Ce droit d’initiative est complété par des droits spécifiques relatifs aux opérations concrètes de secours prévus par les Conventions de Genève et leurs Protocoles additionnels. Ils définissent des standards opérationnels.
- Toute organisation humanitaire impartiale peut se voir accorder :
- le libre accès aux victimes des situations de conflit ;
- le droit de libre évaluation des besoins humanitaires de ces victimes ;
- le droit d’entreprendre des actions de secours quand la population souffre de privation excessive par manque d’approvisionnement en biens essentiels à sa survie ;
- le droit de contrôler que la fourniture de ces secours s’effectue sans aucune discrimination défavorable autre que celle fondée sur les besoins ;
- le droit de soigner les malades en tout temps et en tout lieu conformément aux principes de la déontologie médicale.

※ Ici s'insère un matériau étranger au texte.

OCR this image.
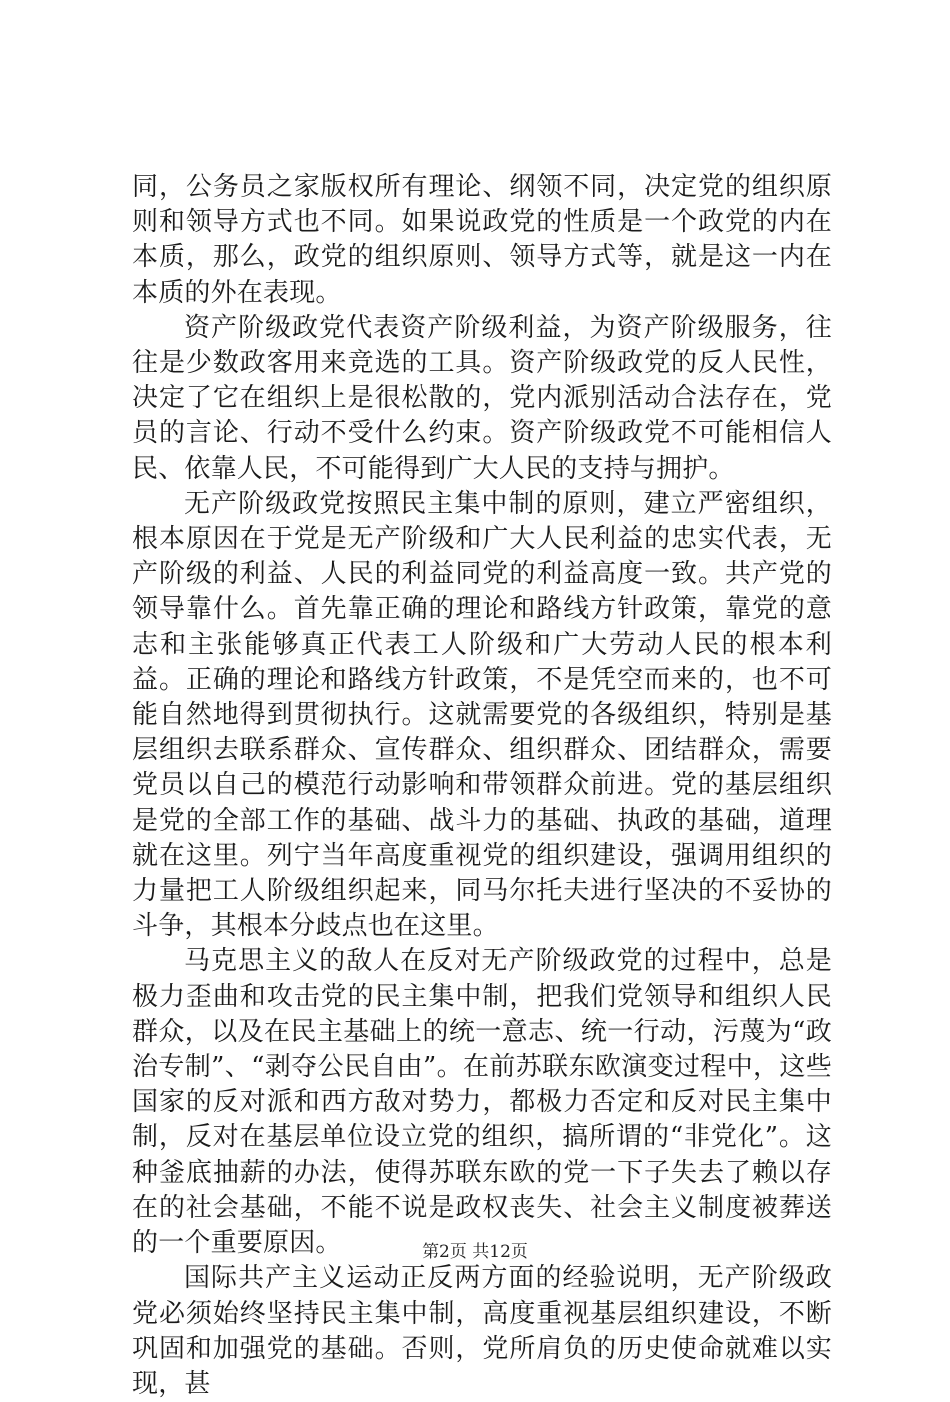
同，公务员之家版权所有理论、纲领不同，决定党的组织原则和领导方式也不同。如果说政党的性质是一个政党的内在本质，那么，政党的组织原则、领导方式等，就是这一内在本质的外在表现。

资产阶级政党代表资产阶级利益，为资产阶级服务，往往是少数政客用来竞选的工具。资产阶级政党的反人民性，决定了它在组织上是很松散的，党内派别活动合法存在，党员的言论、行动不受什么约束。资产阶级政党不可能相信人民、依靠人民，不可能得到广大人民的支持与拥护。

无产阶级政党按照民主集中制的原则，建立严密组织，根本原因在于党是无产阶级和广大人民利益的忠实代表，无产阶级的利益、人民的利益同党的利益高度一致。共产党的领导靠什么。首先靠正确的理论和路线方针政策，靠党的意志和主张能够真正代表工人阶级和广大劳动人民的根本利益。正确的理论和路线方针政策，不是凭空而来的，也不可能自然地得到贯彻执行。这就需要党的各级组织，特别是基层组织去联系群众、宣传群众、组织群众、团结群众，需要党员以自己的模范行动影响和带领群众前进。党的基层组织是党的全部工作的基础、战斗力的基础、执政的基础，道理就在这里。列宁当年高度重视党的组织建设，强调用组织的力量把工人阶级组织起来，同马尔托夫进行坚决的不妥协的斗争，其根本分歧点也在这里。

马克思主义的敌人在反对无产阶级政党的过程中，总是极力歪曲和攻击党的民主集中制，把我们党领导和组织人民群众，以及在民主基础上的统一意志、统一行动，污蔑为“政治专制”、“剥夺公民自由”。在前苏联东欧演变过程中，这些国家的反对派和西方敌对势力，都极力否定和反对民主集中制，反对在基层单位设立党的组织，搞所谓的“非党化”。这种釜底抽薪的办法，使得苏联东欧的党一下子失去了赖以存在的社会基础，不能不说是政权丧失、社会主义制度被葬送的一个重要原因。

国际共产主义运动正反两方面的经验说明，无产阶级政党必须始终坚持民主集中制，高度重视基层组织建设，不断巩固和加强党的基础。否则，党所肩负的历史使命就难以实现，甚

第2页 共12页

- Ces standards opérationnels doivent être respectés et défendus dans l’action quotidienne par les organisations de secours.
Ils peuvent être invoqués dans toutes les situations de conflit. Ils doivent être rappelés dans les accords signés entre l’organisation humanitaire et les autorités nationales ou autres.
Les organisations de secours participent ainsi à consolider et à renforcer la coutume internationale des secours humanitaires. À défaut, elles risquent au contraire d’affaiblir les principes du droit international humanitaire.
- la Déclaration de Londres de 1909 relative au droit de la guerre maritime ;
- le procès-verbal de Londres de 1936 concernant les règles de la guerre sous-marine prévues par le traité de Londres de 1930.
Ce principe de neutralité a été l’objet de nombreuses controverses autour du silence du CICR pendant la Seconde Guerre mondiale. Les contours de ce principe ont depuis été révisés.
- Aujourd’hui, la neutralité n’est plus présentée comme un principe intangible de l’action humanitaire, mais comme un principe opérationnel. Cela signifie qu’il ne sera respecté qu’au regard de son efficacité dans l’action de secours. Il est admis que la prise de position publique ne contrevient pas forcément à ce principe. La neutralité n’est pas synonyme d’obligation de silence ou de confidentialité absolue. Elle se décline diversement selon les situations et selon le type d’activité de secours pratiqué. Elle ne s’oppose pas à une communication soucieuse de l’intérêt général des victimes et respectueuse du caractère « sensible » de certaines informations.
Le mouvement international de la Croix-Rouge et du Croissant-Rouge a d’ailleurs entériné le fait de procéder lui-même à des dénonciations publiques des violations graves et répétées du droit humanitaire lors du conflit en ex-Yougoslavie notamment.
Le droit humanitaire prévoit lui-même que ces dénonciations doivent être adressées aux États et à l’ONU (GPI art. 89). De toute évidence, l’opinion publique et les médias ont également un rôle majeur à jouer dans cette chaîne des recours.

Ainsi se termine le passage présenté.